Il est rare qu’un lieu prenne le nom d’un lieu de fiction, mais cela a été le cas grâce à Proust et ses madeleines. En 1971, le 100ème anniversaire de sa naissance, Illiers - la petite ville près de Chartres où il a passé une partie de son enfance - est devenue Illiers-Combray. Si cette manière de faire de la ville de se proclamer comme le lieu des plus précieux souvenirs du narrateur semble quelque peu éhontée, elle est également très rentable. Il existe aujourd’hui un musée Proust dans ce qui était la maison de sa tante Léonie, et au moins deux boulangeries se disent être celle où elle achetait ses madeleines. Comme quelqu’un l’a écrit, « aller à Illiers-Combray et ne pas goûter une madeleine serait comme aller à Jérusalem et ne pas voir le Mur des lamentations » - raison pour laquelle 2 000 madeleines environ sont vendues chaque mois à Illiers-Combray.

Au vu des circonstances, il faudrait être rabat-joie pour faire remarquer que les spécialistes de Proust estiment aujourd’hui que Combray est tiré autant d’Auteuil (près de Paris) où vivait son oncle, que d’Illiers. Ou, d’une manière encore plus hérétique, qu’il ne semble pas avoir été si soucieux des madeleines. Dans une ébauche précédente du roman, les mêmes souvenirs étaient déclenchés par une biscotte mangée avec du miel.
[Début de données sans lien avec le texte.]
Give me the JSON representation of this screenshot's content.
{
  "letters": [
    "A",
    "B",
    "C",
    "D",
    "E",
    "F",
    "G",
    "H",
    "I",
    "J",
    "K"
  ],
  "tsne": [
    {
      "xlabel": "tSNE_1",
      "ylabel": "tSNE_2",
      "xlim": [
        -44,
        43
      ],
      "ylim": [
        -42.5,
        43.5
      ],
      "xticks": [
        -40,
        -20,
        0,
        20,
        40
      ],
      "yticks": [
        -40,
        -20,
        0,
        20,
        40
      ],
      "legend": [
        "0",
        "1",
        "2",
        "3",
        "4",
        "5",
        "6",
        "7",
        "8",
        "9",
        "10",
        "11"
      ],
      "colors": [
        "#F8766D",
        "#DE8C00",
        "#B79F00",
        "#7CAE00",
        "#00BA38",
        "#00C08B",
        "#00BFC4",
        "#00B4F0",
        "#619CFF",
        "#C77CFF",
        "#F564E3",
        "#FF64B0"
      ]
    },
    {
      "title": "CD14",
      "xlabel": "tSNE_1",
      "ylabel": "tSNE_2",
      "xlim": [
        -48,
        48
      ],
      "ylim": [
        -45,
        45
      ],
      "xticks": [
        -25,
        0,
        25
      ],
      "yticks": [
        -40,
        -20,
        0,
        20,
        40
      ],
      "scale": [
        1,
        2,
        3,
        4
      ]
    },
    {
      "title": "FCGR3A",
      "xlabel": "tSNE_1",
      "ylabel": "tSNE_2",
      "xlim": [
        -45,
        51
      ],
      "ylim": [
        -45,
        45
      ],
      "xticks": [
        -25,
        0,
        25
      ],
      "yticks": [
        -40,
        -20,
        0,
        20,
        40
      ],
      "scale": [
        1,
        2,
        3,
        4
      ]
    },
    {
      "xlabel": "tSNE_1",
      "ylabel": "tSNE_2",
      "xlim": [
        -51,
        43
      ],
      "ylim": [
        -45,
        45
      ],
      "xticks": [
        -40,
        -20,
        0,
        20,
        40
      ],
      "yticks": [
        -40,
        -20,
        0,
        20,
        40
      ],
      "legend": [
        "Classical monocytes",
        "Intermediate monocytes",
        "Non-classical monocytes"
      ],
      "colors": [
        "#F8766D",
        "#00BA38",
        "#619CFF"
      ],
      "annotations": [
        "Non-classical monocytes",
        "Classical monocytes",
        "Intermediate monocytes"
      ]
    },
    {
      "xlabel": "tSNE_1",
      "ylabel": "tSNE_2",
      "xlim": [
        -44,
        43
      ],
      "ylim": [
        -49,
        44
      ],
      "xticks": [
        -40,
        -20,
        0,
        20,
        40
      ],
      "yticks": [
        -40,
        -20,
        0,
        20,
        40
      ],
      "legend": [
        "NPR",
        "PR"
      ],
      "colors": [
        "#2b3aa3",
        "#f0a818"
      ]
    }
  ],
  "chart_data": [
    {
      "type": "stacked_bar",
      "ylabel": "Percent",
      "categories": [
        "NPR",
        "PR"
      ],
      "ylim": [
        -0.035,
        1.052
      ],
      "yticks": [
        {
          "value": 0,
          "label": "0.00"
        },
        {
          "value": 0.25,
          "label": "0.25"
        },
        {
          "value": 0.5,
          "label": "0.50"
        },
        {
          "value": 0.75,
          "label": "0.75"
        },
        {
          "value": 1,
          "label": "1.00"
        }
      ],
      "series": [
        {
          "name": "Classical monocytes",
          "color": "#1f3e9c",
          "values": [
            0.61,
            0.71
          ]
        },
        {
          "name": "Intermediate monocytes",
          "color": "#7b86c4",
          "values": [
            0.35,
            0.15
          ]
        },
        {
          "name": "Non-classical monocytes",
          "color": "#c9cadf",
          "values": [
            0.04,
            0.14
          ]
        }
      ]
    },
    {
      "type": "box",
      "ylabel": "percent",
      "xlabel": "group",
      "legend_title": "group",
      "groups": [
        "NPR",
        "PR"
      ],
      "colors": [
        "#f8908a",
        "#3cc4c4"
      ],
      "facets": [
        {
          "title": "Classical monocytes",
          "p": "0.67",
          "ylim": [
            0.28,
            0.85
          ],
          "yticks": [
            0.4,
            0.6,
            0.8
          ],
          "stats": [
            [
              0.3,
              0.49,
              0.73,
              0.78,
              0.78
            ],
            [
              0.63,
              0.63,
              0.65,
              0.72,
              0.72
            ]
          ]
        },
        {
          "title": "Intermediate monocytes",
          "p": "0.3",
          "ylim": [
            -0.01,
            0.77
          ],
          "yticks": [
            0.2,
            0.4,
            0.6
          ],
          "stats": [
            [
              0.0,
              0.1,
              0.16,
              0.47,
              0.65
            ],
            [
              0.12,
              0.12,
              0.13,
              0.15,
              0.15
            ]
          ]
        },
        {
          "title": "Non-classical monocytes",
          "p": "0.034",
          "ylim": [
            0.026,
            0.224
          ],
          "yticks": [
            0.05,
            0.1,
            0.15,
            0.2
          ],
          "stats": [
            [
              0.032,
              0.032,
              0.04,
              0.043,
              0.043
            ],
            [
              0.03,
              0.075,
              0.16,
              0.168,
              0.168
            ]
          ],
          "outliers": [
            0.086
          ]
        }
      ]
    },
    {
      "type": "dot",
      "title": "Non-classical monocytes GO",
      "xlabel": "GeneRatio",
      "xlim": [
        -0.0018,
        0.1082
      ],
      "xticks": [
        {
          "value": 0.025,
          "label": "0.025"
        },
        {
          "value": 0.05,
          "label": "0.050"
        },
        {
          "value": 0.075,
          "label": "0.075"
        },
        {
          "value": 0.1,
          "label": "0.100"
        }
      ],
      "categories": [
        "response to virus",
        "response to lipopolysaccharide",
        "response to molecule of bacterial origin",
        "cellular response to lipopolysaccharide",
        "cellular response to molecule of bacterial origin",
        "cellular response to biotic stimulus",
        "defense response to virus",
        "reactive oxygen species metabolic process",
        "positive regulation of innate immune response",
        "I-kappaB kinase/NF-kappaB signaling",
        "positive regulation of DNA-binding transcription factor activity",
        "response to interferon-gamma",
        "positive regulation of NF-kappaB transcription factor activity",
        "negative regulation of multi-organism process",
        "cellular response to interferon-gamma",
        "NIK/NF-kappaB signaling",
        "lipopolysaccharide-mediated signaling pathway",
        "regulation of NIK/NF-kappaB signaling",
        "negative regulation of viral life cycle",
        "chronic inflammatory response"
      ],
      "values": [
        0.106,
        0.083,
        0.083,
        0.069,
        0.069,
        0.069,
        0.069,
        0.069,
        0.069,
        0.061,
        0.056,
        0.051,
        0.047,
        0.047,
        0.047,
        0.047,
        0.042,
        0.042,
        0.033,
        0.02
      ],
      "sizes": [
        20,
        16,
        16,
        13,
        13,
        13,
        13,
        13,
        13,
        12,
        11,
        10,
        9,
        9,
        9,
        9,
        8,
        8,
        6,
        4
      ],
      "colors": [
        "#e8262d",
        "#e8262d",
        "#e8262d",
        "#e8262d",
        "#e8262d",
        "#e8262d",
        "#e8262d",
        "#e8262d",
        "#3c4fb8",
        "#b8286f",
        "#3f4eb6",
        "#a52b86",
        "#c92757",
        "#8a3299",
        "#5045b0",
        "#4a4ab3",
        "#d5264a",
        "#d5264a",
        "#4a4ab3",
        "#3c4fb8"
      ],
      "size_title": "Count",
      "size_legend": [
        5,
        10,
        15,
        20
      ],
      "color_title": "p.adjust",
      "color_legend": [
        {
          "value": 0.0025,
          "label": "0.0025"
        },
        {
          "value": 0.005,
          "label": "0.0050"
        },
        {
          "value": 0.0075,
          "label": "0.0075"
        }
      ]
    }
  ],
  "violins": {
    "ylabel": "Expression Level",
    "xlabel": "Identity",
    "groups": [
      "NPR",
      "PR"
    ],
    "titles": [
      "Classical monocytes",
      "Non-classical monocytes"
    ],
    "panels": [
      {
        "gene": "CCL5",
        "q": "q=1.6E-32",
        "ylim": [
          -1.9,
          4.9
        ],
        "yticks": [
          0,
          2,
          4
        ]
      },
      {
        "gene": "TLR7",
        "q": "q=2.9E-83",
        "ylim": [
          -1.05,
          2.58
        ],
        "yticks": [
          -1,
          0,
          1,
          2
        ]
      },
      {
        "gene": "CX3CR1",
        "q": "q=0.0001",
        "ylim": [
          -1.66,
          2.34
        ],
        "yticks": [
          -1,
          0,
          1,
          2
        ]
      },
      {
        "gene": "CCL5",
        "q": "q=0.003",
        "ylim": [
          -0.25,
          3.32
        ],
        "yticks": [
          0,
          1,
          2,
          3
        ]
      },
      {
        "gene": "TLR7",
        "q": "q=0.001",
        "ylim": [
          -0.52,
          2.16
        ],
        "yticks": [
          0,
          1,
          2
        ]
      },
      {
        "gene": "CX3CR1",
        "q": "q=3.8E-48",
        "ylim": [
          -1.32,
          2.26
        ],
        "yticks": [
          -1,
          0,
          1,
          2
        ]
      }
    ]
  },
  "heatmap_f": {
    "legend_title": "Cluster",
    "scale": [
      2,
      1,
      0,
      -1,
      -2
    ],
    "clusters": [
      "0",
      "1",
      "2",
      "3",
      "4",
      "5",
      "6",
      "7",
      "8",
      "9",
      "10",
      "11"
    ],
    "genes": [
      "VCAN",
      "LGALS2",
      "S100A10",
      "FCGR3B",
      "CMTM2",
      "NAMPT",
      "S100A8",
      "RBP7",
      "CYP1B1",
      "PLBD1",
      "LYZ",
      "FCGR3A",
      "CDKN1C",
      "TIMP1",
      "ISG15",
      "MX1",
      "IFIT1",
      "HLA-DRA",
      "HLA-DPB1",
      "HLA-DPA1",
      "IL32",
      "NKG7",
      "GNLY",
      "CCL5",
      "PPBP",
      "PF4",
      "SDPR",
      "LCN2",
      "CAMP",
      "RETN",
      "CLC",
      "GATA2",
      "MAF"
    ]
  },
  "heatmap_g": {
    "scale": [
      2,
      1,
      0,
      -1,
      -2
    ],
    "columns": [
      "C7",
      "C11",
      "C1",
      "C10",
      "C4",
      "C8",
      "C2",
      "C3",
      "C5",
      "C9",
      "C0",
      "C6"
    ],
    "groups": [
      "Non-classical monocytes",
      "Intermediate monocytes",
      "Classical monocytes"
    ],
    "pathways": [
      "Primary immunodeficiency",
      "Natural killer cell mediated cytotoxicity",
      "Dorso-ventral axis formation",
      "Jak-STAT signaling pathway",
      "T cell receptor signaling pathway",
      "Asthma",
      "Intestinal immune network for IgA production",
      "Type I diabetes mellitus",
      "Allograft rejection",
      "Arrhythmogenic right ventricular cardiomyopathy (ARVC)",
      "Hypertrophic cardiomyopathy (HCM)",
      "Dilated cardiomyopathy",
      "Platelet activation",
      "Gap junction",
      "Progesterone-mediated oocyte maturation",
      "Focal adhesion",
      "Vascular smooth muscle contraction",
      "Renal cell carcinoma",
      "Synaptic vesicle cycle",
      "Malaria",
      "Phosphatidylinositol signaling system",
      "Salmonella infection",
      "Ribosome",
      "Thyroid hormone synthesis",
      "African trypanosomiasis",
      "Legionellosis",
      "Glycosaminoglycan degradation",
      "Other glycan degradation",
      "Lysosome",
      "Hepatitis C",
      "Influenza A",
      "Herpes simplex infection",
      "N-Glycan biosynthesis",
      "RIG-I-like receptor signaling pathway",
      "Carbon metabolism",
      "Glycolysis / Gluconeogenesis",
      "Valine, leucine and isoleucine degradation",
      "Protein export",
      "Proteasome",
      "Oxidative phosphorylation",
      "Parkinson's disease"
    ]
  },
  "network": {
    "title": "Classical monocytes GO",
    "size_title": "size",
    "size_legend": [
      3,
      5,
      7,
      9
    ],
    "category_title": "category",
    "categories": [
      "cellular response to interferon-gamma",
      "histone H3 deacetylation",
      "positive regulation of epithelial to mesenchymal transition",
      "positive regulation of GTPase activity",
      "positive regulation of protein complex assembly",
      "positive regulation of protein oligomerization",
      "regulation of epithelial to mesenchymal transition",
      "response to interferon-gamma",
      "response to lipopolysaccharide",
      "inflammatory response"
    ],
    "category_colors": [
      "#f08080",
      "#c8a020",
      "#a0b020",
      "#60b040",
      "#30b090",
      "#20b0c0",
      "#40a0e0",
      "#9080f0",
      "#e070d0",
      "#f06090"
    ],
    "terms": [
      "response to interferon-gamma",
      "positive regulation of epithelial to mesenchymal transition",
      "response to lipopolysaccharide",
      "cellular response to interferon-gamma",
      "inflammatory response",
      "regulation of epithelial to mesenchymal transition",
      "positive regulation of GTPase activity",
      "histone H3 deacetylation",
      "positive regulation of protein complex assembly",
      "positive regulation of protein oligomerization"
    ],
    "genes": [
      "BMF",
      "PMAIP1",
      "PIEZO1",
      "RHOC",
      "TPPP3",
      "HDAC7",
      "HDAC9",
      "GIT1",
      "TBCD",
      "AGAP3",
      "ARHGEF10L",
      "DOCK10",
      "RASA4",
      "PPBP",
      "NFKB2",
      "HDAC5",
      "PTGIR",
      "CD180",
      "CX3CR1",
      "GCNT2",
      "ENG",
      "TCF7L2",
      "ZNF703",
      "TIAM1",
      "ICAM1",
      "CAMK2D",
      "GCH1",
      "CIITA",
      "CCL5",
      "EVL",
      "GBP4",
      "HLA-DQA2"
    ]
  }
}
En 2007, Jonah Lehrer raconte dans Proust était un neuroscientifique le travail avec le gagnant du Prix Nobel Eric Kandel concernant les expériences de pointe sur la nature de la mémoire ; des expériences qui, selon Lehrer, ont prouvé que Proust avait déjà obtenu les mêmes résultats. Il apparaît que le goût et l’odorat sont les seuls sens directement liés à l’hippocampe, le centre de la mémoire à long terme du cerveau. Les autres sont traités par les parties touchant au langage, et ne peuvent donc pas produire de souvenirs aussi intenses ou spontanés. Rien d’étonnant à ce que rien ne nous rappelle instantanément autant de choses que le goût ou l’odeur de ce que nous mangeons - même s’il s’agit d’un simple gâteau.